A trader said Sinopec was slashing diesel exports to cope with the domestic shortage. "With all the measures adopted by the two refiners to increase supply, a mitigation can be expected in December," said Zhou Xiujie, industry analyst at China Investment Consulting.
Diesel is generally used as fuel for vehicles, generators and ships.
More than 2,000 privately owned gas stations in southern China have shut down due to a lack of diesel, according to the China Chamber of Commerce for the Petroleum Industry.

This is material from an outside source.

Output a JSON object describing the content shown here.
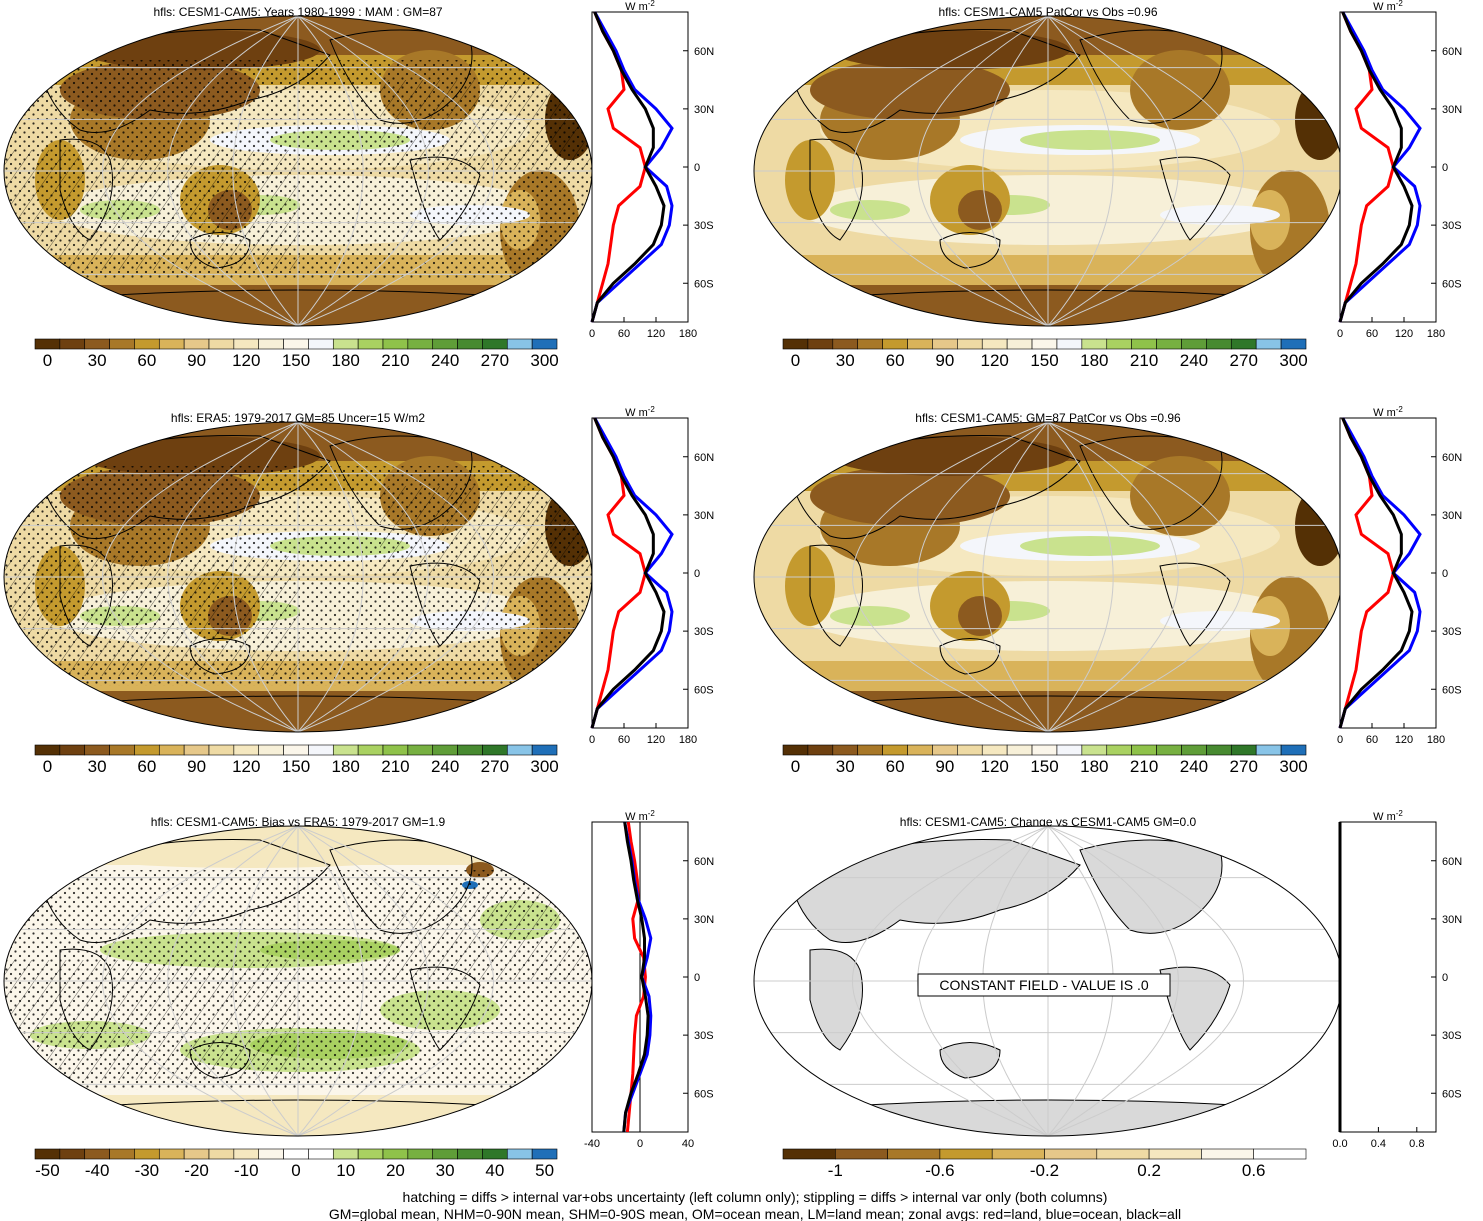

Power blackouts are one of the factors directly causing the diesel shortage. Factories have increasingly turned to small diesel generators after some local governments rationed the supply of electricity in September. Long lines of cars and even "sold out" signs at gas stations are increasingly common sights in many cities.
During the 11th Five-Year Plan (2006-2010), China sought to reduce energy consumption per unit of GDP by 20 percent.
In the first four years, a 15.6 percent reduction, compared to the previous five-year plan, was reached. But energy consumption per unit of GDP increased 0.09 percent in the first half of 2010, year-on-year, signaling difficulties in achieving targets.
In the rush to meet regional targets set by the central government, many local governments chose to introduce blackouts in the remaining two months of the year, a conservation method that has quickly spread to many provinces.
"Power outages are the direct cause of the undersupply in diesel," Zhou said. "Also adding to the unexpected incident are increasing crude oil prices and a pick up in the logistics and transportation sectors that also use diesel fuel."